Scientists have added fat cells to the roster of bodily tissues and organs that may harbor infective prions, the renegade misfolded proteins that are believed to cause scrapie in sheep and mad cow disease in cattle. Research on mice infected with scrapie, reported in the Dec. 5 PLoS Pathogens, suggests that fat cells in other animals should also be investigated.
In the new work, scientists examined two strains of mice infected with scrapie, testing tissues including brain, skeletal muscle, tongue, white fat, brown fat, liver and blood plasma for infectivity (meaning that injecting the tissue in a healthy animal would make it sick). Both kinds of fat cells were infective, as were the other tissues, reported a team led by Bruce Chesebro, chief of the National Institutes of Health’s Laboratory of Persistent Viral Diseases in Hamilton, Mont.
Much about prion diseases remains a mystery. The normal version of the protein, called PrP, is found in numerous tissues of humans and many other animals. This protein misfolds in the diseased state, and scientists believe that this nefarious version then coaxes normal PrP to go bad and become toxic. Depending on the strain and host, the result is a disease such as Creutzfeldt-Jakob (CJD) in humans, or chronic wasting disease in elk and deer.
But how this disease-triggering happens isn’t clear. Damage often turns up in nervous system tissues, such as the spinal cord and brain — diseased animals end up with a brain that is pocked with holes. These tissues are also thought to be the most infective. But in the past few years experiments have shown infectivity in multiple organs and tissues in critters from hamsters to sheep to elk.

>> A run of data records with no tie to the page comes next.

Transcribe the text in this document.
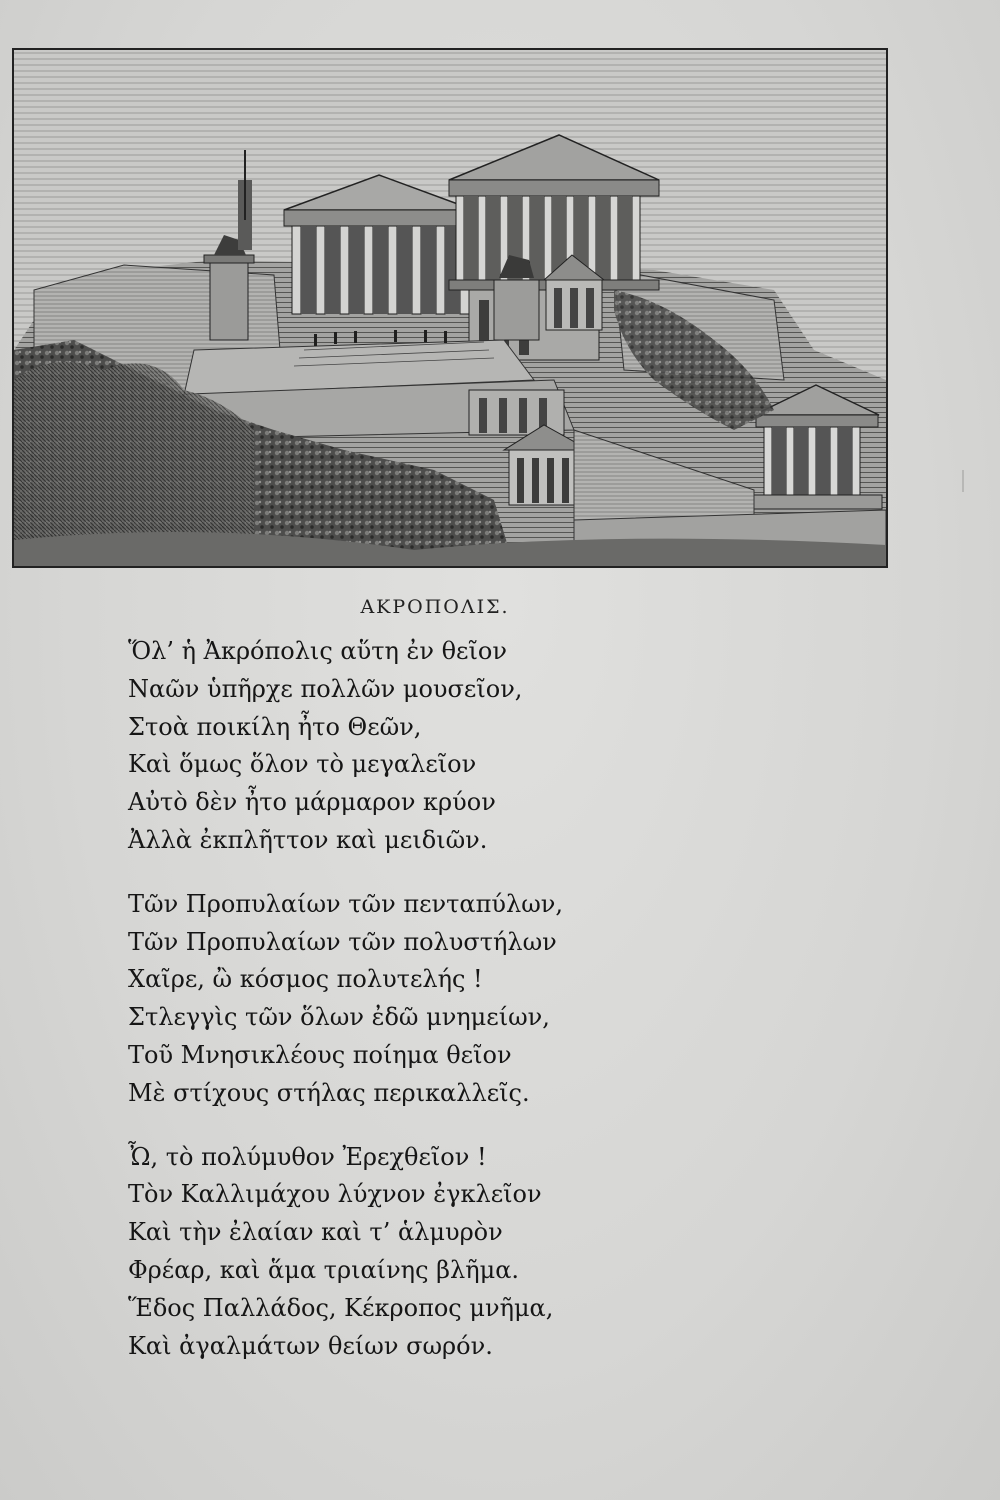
ΑΚΡΟΠΟΛΙΣ.
Ὅλ’ ἡ Ἀκρόπολις αὕτη ἐν θεῖον
Ναῶν ὑπῆρχε πολλῶν μουσεῖον,
Στοὰ ποικίλη ἦτο Θεῶν,
Καὶ ὅμως ὅλον τὸ μεγαλεῖον
Αὐτὸ δὲν ἦτο μάρμαρον κρύον
Ἀλλὰ ἐκπλῆττον καὶ μειδιῶν.
Τῶν Προπυλαίων τῶν πενταπύλων,
Τῶν Προπυλαίων τῶν πολυστήλων
Χαῖρε, ὢ κόσμος πολυτελής !
Στλεγγὶς τῶν ὅλων ἐδῶ μνημείων,
Τοῦ Μνησικλέους ποίημα θεῖον
Μὲ στίχους στήλας περικαλλεῖς.
Ὦ, τὸ πολύμυθον Ἐρεχθεῖον !
Τὸν Καλλιμάχου λύχνον ἐγκλεῖον
Καὶ τὴν ἐλαίαν καὶ τ’ ἁλμυρὸν
Φρέαρ, καὶ ἅμα τριαίνης βλῆμα.
Ἕδος Παλλάδος, Κέκροπος μνῆμα,
Καὶ ἀγαλμάτων θείων σωρόν.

That fat cells also show infectivity isn’t surprising, says Sina Ghaemmaghami of the Institute for Neurodegenerative Diseases at the University of California, San Francisco. It does highlight the need for diagnostic tests to determine if animals or people are sick. In some versions, the disease can sit silent for years with no external symptoms.
The work also highlights how little is known about prion diseases in general. “It is kind of confusing,” says Chesebro. The prion protein can misfold in more than one way, so more than one version of prion disease can occur in a given animal. The bad proteins are thought to travel via nerves — but researchers are also looking into blood. In humans there is a genetic version of a prion disease linked to a mutation on the PrP gene. Humans also can be affected by the version known as variant CJD, which is linked to eating infected beef — but no one knows how the prions move from the stomach to the brain.
“Unlike any other disease it can be infective, genetic and sporadic,” says Ghaemmaghami. “That is unique to this disease.”